The last sentence, "'Like a dog!' It was as if the shame of it must outlive him," reads as if Kafka had wished K.'s unsatisfactory and sad death. In light of a diary entry, according to which Kafka regarded K.'s execution as a direct reference to the humiliations at the hands of his father, this becomes even more plausible. Yet we should at least consider the possibility of K.'s death as a liberation. After all, in the parable mentioned previously, the man from the country experiences the Law's "radiance" precisely at the moment he dies: the moment of death coincides with his awareness of his actual situation. In the context of the novel, this means that the more K. "sees through" the world of the Court and his situation, the closer he gets to his death. From this realization it is but a short step to his desire to die.
Without for a moment trying to overrate the autobiographical element, we should still mention that several entries in Kafka's diary suggest that K.'s eventual and positive assessment of his death may well be a reflection of Kafka's repeated desire to commit suicide as a way out of his problems. (The most prominent diary entry is that of November 2, 1911.)
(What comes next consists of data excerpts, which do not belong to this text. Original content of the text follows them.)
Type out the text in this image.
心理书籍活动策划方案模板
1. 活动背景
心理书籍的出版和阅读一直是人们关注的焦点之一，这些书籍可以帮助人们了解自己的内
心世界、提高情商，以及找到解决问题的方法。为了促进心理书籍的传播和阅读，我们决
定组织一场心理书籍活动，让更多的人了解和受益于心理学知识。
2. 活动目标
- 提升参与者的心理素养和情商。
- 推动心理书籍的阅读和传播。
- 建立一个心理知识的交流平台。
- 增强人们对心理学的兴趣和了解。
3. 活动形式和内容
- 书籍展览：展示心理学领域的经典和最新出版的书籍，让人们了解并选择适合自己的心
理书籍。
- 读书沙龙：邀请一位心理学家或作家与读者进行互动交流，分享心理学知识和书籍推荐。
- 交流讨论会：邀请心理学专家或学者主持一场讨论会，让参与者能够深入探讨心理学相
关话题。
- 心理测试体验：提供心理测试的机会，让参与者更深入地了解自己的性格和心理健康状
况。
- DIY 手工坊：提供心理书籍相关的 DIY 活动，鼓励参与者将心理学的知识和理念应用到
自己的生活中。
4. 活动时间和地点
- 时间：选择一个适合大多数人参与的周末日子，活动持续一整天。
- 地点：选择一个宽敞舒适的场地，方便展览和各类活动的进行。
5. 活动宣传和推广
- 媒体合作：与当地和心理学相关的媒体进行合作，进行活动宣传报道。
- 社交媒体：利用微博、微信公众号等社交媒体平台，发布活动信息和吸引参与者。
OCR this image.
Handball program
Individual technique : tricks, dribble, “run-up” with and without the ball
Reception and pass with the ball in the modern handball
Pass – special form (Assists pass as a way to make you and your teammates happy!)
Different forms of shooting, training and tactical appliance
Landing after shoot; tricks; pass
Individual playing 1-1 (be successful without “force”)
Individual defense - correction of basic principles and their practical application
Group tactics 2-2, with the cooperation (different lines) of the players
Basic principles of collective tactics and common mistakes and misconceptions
Another indication of Kafka's relativization of K.'s death and his remarkable distance toward it is the hero's almost comical question to his executioners, "What theater are you playing at?" The answer comes in the form of consternation and silence, suggesting that every possible objection to K.'s execution has already been raised.
The intensity of the last scene is enhanced by the image of a human being flashing across the horizon over the quarry. The questions K. may feel emerging now freeze into one prolonged scream. They have become meaningless and show the complete breakdown of his whole argumentation along the lines of logic. All his life he has chosen this legal-logical approach rather than recognize the actual forces of life, which are not those of legality and logic. "Logic is doubtless unshakeable, but it cannot withstand a man who wants to go on living." The will to life mentioned here is already undermined in Chapter 1, and his inability to commit suicide now is only its final, perverted manifestation. His helpless floundering reflects the utter hopelessness of his fate. The correspondence of this hopelessness with his floundering frenzy is one of the elementary appeals of all of Kafka's writings. The almost complete absence of verbal expression, much less metaphysical speculation, increases this appeal. As Kafka once put it, "I have to write like one who can only help himself by wildly throwing around his arms."